Saturday 17 March 2007

A Town Named ROSS


Arriving at a village near tea time we decided to stay for the night as we rather liked the name of it: Ross. It seemed like a nice little place with a pub, a pond and very little else except lots of big signs with my name on it. Parking the car at our spot for the night on the local playing field we popped across the road to the pub to sample the local ale and took to a seat outside where we were joined over the following couple of hours by the owner and then several of the regulars as we sat under the porch with our drinks. Drawing the evening to a close reasonably early, we bid goodnight to our new friends and settled down for the evening in the car.

Our first rainfall arrived that night and the clouds had clearly been storing it up as we looked out the car windows in the middle of the night to see the water rising around us. We moved the car to the Tourist office car park and settled down again. The following morning, we are getting ourselves into order when we bump into one of our friends form the previous evening, Aireeni the pottery artist who is having her early morning fag.

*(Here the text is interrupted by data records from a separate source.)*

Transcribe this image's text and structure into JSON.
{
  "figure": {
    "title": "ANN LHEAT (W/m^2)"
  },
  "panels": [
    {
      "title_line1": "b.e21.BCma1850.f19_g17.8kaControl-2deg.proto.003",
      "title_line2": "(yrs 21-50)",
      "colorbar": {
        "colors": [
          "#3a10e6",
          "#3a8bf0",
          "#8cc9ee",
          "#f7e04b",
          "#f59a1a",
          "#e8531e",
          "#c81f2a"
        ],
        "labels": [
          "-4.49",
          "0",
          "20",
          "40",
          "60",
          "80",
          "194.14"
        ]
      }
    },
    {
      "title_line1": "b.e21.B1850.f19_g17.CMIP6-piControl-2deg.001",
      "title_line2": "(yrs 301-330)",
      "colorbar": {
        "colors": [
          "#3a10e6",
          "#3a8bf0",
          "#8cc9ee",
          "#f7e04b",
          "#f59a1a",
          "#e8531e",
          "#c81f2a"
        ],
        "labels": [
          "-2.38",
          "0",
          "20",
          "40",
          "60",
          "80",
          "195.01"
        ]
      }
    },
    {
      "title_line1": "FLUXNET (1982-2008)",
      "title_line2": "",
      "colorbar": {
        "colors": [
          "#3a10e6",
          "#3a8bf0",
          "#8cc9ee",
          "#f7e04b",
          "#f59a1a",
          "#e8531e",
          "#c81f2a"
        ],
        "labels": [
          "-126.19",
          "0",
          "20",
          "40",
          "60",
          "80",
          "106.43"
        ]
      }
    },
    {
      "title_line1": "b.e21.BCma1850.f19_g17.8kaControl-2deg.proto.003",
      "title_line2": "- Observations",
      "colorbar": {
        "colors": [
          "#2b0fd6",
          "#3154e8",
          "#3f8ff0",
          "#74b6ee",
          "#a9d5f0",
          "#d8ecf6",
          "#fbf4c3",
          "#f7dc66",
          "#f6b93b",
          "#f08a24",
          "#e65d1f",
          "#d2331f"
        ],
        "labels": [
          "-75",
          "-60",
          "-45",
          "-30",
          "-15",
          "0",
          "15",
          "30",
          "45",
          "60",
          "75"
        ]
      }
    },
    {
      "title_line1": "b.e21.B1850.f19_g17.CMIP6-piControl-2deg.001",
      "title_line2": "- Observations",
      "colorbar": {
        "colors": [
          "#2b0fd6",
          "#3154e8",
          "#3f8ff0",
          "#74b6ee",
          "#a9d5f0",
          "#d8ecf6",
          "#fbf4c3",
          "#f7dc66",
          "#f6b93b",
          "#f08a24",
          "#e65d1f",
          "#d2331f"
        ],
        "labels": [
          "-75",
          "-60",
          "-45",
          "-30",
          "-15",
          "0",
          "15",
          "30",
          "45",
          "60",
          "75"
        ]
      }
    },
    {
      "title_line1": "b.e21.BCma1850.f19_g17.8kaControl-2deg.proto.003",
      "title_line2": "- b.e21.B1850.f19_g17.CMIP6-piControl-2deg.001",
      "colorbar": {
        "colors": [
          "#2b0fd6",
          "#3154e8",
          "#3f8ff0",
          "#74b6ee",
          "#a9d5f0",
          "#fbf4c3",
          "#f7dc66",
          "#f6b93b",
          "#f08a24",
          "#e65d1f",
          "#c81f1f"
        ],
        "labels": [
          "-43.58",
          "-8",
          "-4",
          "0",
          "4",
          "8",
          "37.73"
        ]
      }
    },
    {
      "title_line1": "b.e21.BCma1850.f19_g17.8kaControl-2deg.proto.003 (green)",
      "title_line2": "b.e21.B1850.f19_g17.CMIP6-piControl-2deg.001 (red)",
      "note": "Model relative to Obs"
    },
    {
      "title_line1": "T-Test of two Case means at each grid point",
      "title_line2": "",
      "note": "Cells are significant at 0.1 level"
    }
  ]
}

Ross is a goldmining town, still actively mining gold today but very reminiscent of it's heritage. Sadly for Ross, the tourists really only stop for the toilet before carrying on past. They don't see the heritage walk which meanders through the hill sides past hundred year old tunnels leading into the old gold mines. No action has been taken to prevent tourists from wandering in to them, because so few tourists actually take the time to explore them. You can squeeze in as far as you dare, passed the pit props until you decide they are too rotten. We then popped back down to the town for breakfast and popped into a little cafe run by Marcus who runs the cafe from the living room of his house and has converted his garden to grow as much of his own produce as possible. After a fine sandwich and coffee we promised to spend the second night parked in his drive way if we stayed and left with handfuls of his garden produce to take on our travels and cook up as we went, gratis. Then round to Aireeni's for afternoon tea and to see her workshop and we decided Ross was quite possibly the finest town in the world. That said, we had an agenda and decided we owed it to the rest of New Zealand to find the second best town if we could.